Tuesday, December 27, 2011

Plane: B-29 Superfortress


The B-29 Superfortress was the last kid airplane to matter. Built by Boeing (in those days Boeing was primarily a military manufacturer), it was the big brother of the company’s earlier B-17 Flying Fortress (that plane was the star of Memphis Belle and, somewhat unfairly, any other movie you’ve seen about World War II).

The B-29 was a huge plane at the time. Compared to the B-17, it was twice as large, could fly 60% farther, and could carry 3 times as much. It’s comparable to today’s Boeing 737 and Airbus A320, the kind of plane you generally fly domestically.

The earlier Flying Fortress got its name from having so many attached machine guns (13) that it looked like a fortress. The B-29 kept the name for marketing purposes, but was as much a porcupine. Guns aren’t intersting, but their presence proves the B-29 was designed in a low-speed world: if planes fly at 600mph, their combined speed of 1200 mph is so fast that guns aren’t useful.

The B-29 is (in)famous as the plane that ended WWII. “Enola Gay” and “Bockscar” were B-29s that dropped the atomic bombs on Japan, thereby proving that such large planes were feasible and that 1940s pilots picked terrible names for airplanes.

The age of the propeller plane was past. There were 12,000+ B-17s but just under 4,000 B-29s. Boeing would sell the Air Force a further upgrade of the Superfortress (more powerful engines and various improvements) as the B-50, but only made 370 that flew in support roles until 1965.

Amusingly, the B-29’s last gasp was in China. Over the course of WWII 3 B-29s landed in the USSR. They reverse engineered every piece to make the Tu-4. It weighed more and performed worse than the original B-29 because every imperial metal thickness was rounded up when converted to metric. The Russian manufacturer built 847 Tu-4’s and sent some to its ally China where they flew until 1988.

Monday, December 26, 2011

The Jet Engine: a Transmogrifier


How jet engines work is fascinating. Unfortunately for me, I don’t really understand how they work. Which is fortunate for you, because you don’t care about how they work. So let’s examine how they changed the plane design game.

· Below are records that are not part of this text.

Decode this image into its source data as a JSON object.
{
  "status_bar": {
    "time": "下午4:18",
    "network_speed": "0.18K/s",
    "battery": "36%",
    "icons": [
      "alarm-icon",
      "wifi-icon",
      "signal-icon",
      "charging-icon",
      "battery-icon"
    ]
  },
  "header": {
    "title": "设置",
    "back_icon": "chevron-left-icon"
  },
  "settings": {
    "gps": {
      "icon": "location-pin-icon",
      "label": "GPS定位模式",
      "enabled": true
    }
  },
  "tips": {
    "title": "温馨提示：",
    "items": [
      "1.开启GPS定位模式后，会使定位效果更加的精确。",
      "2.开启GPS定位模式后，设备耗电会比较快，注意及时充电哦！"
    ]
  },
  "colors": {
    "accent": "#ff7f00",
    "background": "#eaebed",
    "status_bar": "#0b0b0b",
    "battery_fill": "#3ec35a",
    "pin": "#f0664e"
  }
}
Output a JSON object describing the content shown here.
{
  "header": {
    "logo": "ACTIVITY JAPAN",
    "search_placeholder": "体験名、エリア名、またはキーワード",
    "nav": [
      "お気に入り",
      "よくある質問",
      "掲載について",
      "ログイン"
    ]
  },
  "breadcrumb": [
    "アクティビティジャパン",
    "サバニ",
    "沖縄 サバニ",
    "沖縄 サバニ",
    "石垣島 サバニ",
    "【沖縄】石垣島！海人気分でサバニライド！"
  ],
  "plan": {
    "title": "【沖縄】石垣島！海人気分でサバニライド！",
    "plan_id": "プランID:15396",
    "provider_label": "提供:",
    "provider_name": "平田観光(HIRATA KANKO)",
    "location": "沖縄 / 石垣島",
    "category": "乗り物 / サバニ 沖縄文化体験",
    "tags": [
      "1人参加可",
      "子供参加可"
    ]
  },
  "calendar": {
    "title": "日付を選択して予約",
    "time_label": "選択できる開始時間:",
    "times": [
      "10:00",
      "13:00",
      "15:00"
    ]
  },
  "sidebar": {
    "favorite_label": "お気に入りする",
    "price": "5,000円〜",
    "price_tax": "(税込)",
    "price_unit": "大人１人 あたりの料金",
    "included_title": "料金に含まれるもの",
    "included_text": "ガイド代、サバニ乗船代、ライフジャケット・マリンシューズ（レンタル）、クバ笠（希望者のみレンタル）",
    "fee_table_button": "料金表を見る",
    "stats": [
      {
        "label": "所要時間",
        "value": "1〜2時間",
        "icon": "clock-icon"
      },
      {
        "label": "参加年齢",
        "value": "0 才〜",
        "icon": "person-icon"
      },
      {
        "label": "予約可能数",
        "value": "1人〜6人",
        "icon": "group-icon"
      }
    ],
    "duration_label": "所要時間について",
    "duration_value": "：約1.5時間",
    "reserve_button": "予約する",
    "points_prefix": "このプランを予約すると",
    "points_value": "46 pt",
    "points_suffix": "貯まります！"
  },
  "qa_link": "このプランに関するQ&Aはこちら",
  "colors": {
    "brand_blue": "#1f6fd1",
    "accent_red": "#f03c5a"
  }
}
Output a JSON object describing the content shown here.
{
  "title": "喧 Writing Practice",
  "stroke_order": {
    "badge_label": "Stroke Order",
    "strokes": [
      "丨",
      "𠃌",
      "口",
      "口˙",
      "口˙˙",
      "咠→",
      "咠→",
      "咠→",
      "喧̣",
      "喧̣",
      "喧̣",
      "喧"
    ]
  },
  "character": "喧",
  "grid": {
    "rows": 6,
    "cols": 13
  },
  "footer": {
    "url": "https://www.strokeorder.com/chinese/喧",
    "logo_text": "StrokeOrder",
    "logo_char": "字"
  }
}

A recap: before jets, planes used piston engines (the same kind that power cars). The engines were much larger (the P-51 Mustang (c. 1944) had 12 cylinders producing 1390 horsepower, whereas a 2011 Ford Mustang maxes out at 8 cylinders producing 550 hp). In cars, the rotational energy coming from the engine spins wheels. In a plane, that energy spins propellers that push air backwards and the plane forwards.

In jets, the air being pushed backwards is the same air reacting with the fuel. This creates a lot more power: about 4x as much per pound compared to a piston engine. (This reaction also spins a turbine, which also does some of the pushing and continues the reaction. I’m not completely clear, but it seems to help).

Plane designers had a new toy. It was far more powerful, and like Wile E. Coyote with an Acme Rocket, they were eager to use it. And about as successful: this new technology had its own problems (they were flaky and dangerous) and revealed latent problems in existing designs (what’s aerodynamic at 300mph is clunky at 600mph).

Sunday, December 25, 2011

Transition to the Jet Age


You’re not a plane expert, but you see differences in planes. You can tell the Wright Flyer (c. 1903) from a World War II plane (c. 1939-1945) from a modern plane (c. 1947 onwards). Don’t believe me? Take the quiz [Here is a link to a quiz]. You’re not psychic, you’re responding to differences in the wings, engines, size, etc. Planes from the same age look similar (but not the same) because they’re designed with similar technology. It’s the same with people: you can tell if a person is a kid or an adult, even if you mistake a 12 year-old with a 13 year-old or a 35 year-old with a 40 year-old. WWII planes are kids; modern planes are adults.

In humans, all of the changes (height, surprising hair, glands) are side effects of increased hormone (testosterone or estrogen) development. In planes, all the changes are side effects of one technological improvement: the jet engine. This more powerful powerplant made planes faster, sleeker, bigger, and more comfortable.

We’re going to look at two planes (the B-17 and the B-47) made in the same country (America) by the same company (Boeing) for the same purpose (Strategic Bomber), only 12 years apart (1935 vs. 1947). But the B-17 is a kid and the B-47 is an adult not fundamentally different from the planes we fly in today. They are the endpoints of the Transition to the Jet Age, a.k.a. Plane Puberty.